Monday, October 23, 2006

SPSiteDataQuery vs. GetListItems

Mart Muller over at TamTam posted his thoughts about using the new SPSiteDataQuery object in MOSS 2007 to retrieve items in a document library without tripping over the annoying folder limitations of the much-maligned SPQuery class. This is handy method for getting list data via the object model but it also has some limitations and 'gotchas' to be aware of.

First, when retrieving list data, anecdotal tests have shown (and our experience has proven this to be absolutely true) that the object model is best suited for working with smaller data sets within web parts or controls in small to medium traffic environments (~10,000 users). Why is this? Nobody seems to know for sure but I suspect that it has to do with the overhead related to repeatedly calling the core DLL's that are also performing a number of other concurrent tasks (but I could very well be wrong; the cause may be up for debate but the results speak for themselves).

Second, as Maurice Prather and Bil Simser have pointed out here, here and here, all those SPSite and SPWeb objects you're throwing around in your code don't dispose of themselves - you have to handle that yourself (you are disposing of your garbage, aren't you?). Those little guys riding round on the back of the Garbage Collector truck never see those objects so they don't throw 'em on the rubbish pile - leave a few thousand of those things open and your application pool will come to a screeching halt.

Third, you have to keep a careful eye on that ViewFields element (and don't forget to write your query correctly). A blank value will return all the fields that the records have in common but not any fields that have blank or null values - these are omitted from the results. This is important when you're looking for a particular field only to discover it's not there at all - crash goes your code. Pass in a null value and you get the default view (such as AllItems.aspx) which may not contain any of the fields you're looking for. You have to specify ALL of the fields that you want to appear in the results. And, just to keep you on your toes, make sure to use the DisplayName value of the column in each < FieldRef > node and not the Name value (they are often quite different, especially in custom lists).

Finally, remember that object model methods of this type are always subject to the annoying but ever-present impersonation issue. Call SPSiteDataQuery in the wrong user context and you won't get very far. RevertToSelf, anyone?

Personally, I prefer to use the web services GetListItems() method to get items from a list because a) it's faster (I know, you don't believe me, but it's true - someone somewhere did a performance comparison once but I can't seem to find it again.
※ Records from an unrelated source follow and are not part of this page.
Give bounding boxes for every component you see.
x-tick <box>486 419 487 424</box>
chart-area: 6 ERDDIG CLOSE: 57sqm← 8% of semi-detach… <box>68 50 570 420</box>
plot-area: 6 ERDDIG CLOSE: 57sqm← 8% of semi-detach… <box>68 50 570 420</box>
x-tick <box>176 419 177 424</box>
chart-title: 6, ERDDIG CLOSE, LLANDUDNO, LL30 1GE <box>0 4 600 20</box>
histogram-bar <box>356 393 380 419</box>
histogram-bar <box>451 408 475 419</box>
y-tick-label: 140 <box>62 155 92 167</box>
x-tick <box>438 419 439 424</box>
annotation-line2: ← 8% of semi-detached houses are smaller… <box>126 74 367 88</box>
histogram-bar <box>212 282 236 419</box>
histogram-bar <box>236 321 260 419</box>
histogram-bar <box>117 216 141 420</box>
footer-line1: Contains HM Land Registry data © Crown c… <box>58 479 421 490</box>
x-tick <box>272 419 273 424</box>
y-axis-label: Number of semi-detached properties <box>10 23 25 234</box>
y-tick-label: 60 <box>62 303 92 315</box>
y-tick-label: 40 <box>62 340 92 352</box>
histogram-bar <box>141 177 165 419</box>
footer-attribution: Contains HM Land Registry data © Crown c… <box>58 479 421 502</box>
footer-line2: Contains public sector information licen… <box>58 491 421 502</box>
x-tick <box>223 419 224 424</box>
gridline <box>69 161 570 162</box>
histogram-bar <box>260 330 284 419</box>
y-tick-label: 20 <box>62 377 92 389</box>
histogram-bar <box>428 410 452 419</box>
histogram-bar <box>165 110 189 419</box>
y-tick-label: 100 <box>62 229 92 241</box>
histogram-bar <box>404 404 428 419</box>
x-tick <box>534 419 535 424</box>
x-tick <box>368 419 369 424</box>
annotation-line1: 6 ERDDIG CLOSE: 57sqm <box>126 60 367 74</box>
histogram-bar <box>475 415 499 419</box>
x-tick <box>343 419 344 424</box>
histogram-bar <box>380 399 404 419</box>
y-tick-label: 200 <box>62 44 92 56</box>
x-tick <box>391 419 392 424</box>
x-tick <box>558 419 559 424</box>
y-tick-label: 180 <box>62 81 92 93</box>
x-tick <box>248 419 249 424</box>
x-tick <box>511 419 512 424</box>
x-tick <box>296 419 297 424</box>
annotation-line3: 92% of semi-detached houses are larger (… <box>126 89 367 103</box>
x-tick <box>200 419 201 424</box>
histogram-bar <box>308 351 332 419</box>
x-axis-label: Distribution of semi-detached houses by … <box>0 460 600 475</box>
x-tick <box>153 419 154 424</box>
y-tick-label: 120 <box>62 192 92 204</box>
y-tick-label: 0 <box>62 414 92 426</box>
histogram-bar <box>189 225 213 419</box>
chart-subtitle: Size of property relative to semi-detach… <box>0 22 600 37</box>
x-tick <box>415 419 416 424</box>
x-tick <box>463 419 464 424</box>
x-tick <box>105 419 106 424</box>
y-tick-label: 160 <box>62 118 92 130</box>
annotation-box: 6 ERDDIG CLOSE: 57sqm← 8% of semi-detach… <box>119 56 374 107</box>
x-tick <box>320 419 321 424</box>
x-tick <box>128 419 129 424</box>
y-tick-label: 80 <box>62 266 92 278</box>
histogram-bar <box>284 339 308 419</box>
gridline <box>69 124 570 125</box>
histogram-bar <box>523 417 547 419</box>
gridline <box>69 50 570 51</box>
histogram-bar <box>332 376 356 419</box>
UPDATE: Found it here but there aren't any hard metrics in the post. UPDATE II: Scroll to the bottom of this post for some very basic metrics), b) I have more granular control over user credentials (I can use an admin account to get the items then check the user perms to verify the access level - no impersonation required), c) the data is returned as an XMLNode object, and d) there's no garbage to worry about - once the TCP connection is closed the memory is released. Most importantly, the web services scale well, especially in shared services environments where you may have one portal context accessing list data from another portal context. That being said, I will probably use the SPSiteDataQuery object in one-off web parts where scalability and performance are not an issue because the code is short and sweet - which is an advantage unto itself, now isn't it?